Кестрель задумалась, охваченная сомнениями.

— Никаких сведений я не прошу, — поспешил добавить он. — Мне ничего не нужно. Я хочу понять. Но это совсем не то же самое, что просить об услуге… или об ответном чувстве. — Он замолк, столкнувшись с трудностью: ему хотелось говорить открыто, но даже родной язык порой подводит и искажает первоначальный смысл. — Ты можешь не отвечать.

— Да скажи уже.

— Ты не хотела говорить о том, чего не помнишь. Не задавала вопросов. Отказывалась слушать. Ты… — Он не договорил, но Кестрель мысленно закончила за него: «Злишься? Боишься?» — Ты действительно не хочешь знать? Или… ты не хочешь, чтобы я тебе об этом рассказывал?

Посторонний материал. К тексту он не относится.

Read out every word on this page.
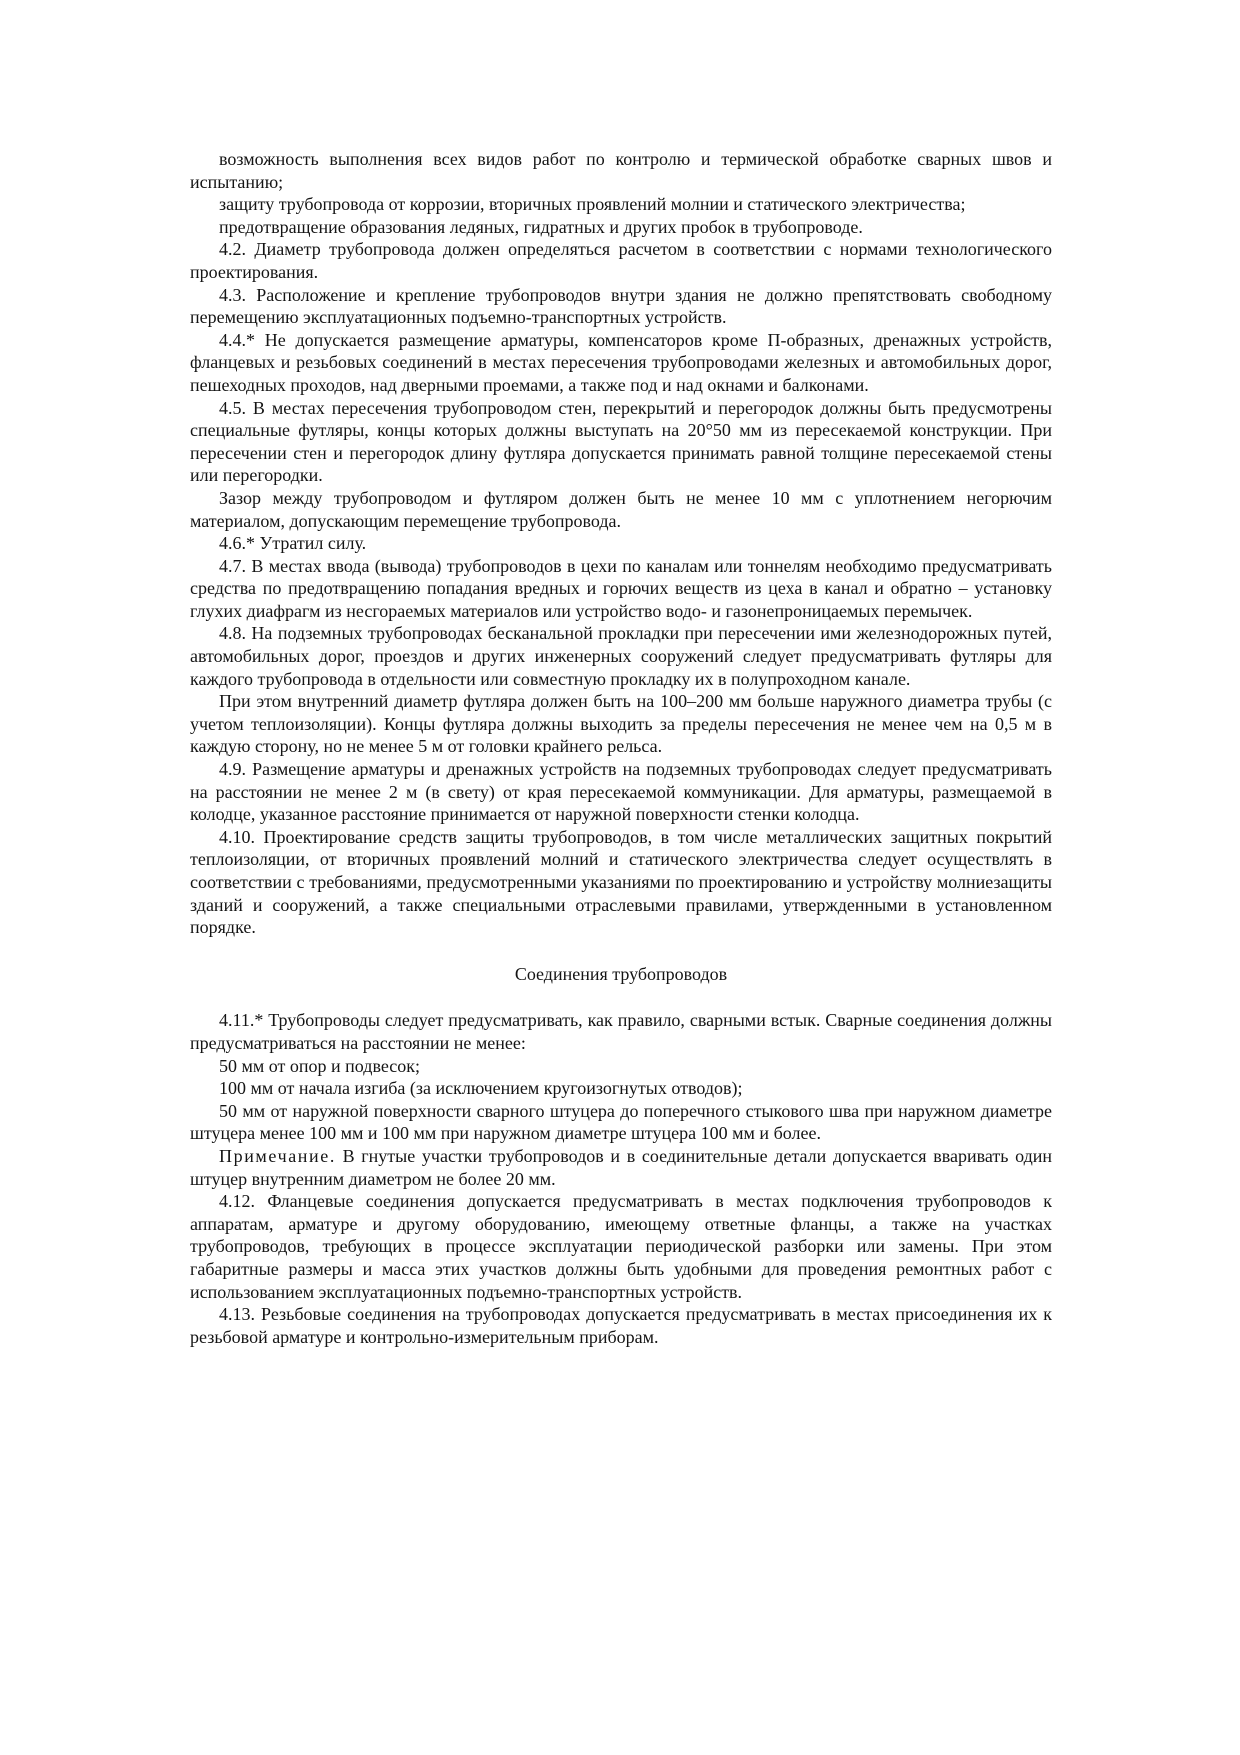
возможность выполнения всех видов работ по контролю и термической обработке сварных швов и испытанию;

защиту трубопровода от коррозии, вторичных проявлений молнии и статического электричества;

предотвращение образования ледяных, гидратных и других пробок в трубопроводе.

4.2. Диаметр трубопровода должен определяться расчетом в соответствии с нормами технологического проектирования.

4.3. Расположение и крепление трубопроводов внутри здания не должно препятствовать свободному перемещению эксплуатационных подъемно-транспортных устройств.

4.4.* Не допускается размещение арматуры, компенсаторов кроме П-образных, дренажных устройств, фланцевых и резьбовых соединений в местах пересечения трубопроводами железных и автомобильных дорог, пешеходных проходов, над дверными проемами, а также под и над окнами и балконами.

4.5. В местах пересечения трубопроводом стен, перекрытий и перегородок должны быть предусмотрены специальные футляры, концы которых должны выступать на 20°50 мм из пересекаемой конструкции. При пересечении стен и перегородок длину футляра допускается принимать равной толщине пересекаемой стены или перегородки.

Зазор между трубопроводом и футляром должен быть не менее 10 мм с уплотнением негорючим материалом, допускающим перемещение трубопровода.

4.6.* Утратил силу.

4.7. В местах ввода (вывода) трубопроводов в цехи по каналам или тоннелям необходимо предусматривать средства по предотвращению попадания вредных и горючих веществ из цеха в канал и обратно – установку глухих диафрагм из несгораемых материалов или устройство водо- и газонепроницаемых перемычек.

4.8. На подземных трубопроводах бесканальной прокладки при пересечении ими железнодорожных путей, автомобильных дорог, проездов и других инженерных сооружений следует предусматривать футляры для каждого трубопровода в отдельности или совместную прокладку их в полупроходном канале.

При этом внутренний диаметр футляра должен быть на 100–200 мм больше наружного диаметра трубы (с учетом теплоизоляции). Концы футляра должны выходить за пределы пересечения не менее чем на 0,5 м в каждую сторону, но не менее 5 м от головки крайнего рельса.

4.9. Размещение арматуры и дренажных устройств на подземных трубопроводах следует предусматривать на расстоянии не менее 2 м (в свету) от края пересекаемой коммуникации. Для арматуры, размещаемой в колодце, указанное расстояние принимается от наружной поверхности стенки колодца.

4.10. Проектирование средств защиты трубопроводов, в том числе металлических защитных покрытий теплоизоляции, от вторичных проявлений молний и статического электричества следует осуществлять в соответствии с требованиями, предусмотренными указаниями по проектированию и устройству молниезащиты зданий и сооружений, а также специальными отраслевыми правилами, утвержденными в установленном порядке.

Соединения трубопроводов

4.11.* Трубопроводы следует предусматривать, как правило, сварными встык. Сварные соединения должны предусматриваться на расстоянии не менее:

50 мм от опор и подвесок;

100 мм от начала изгиба (за исключением кругоизогнутых отводов);

50 мм от наружной поверхности сварного штуцера до поперечного стыкового шва при наружном диаметре штуцера менее 100 мм и 100 мм при наружном диаметре штуцера 100 мм и более.

Примечание. В гнутые участки трубопроводов и в соединительные детали допускается вваривать один штуцер внутренним диаметром не более 20 мм.

4.12. Фланцевые соединения допускается предусматривать в местах подключения трубопроводов к аппаратам, арматуре и другому оборудованию, имеющему ответные фланцы, а также на участках трубопроводов, требующих в процессе эксплуатации периодической разборки или замены. При этом габаритные размеры и масса этих участков должны быть удобными для проведения ремонтных работ с использованием эксплуатационных подъемно-транспортных устройств.

4.13. Резьбовые соединения на трубопроводах допускается предусматривать в местах присоединения их к резьбовой арматуре и контрольно-измерительным приборам.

— Можно я сперва сама задам вопрос?

Он растерялся:

— Конечно.

— Тогда в тундре ты сказал, что я оказалась в тюрьме из-за тебя.

— Да.

— Почему?

— Почему?..

— Ты выдал меня кому-то?

Он отшатнулся:

— Нет. Я не знал. И я бы ни за что тебя не предал.

— Тогда что ты сделал?

— Я…

— Я имею право знать.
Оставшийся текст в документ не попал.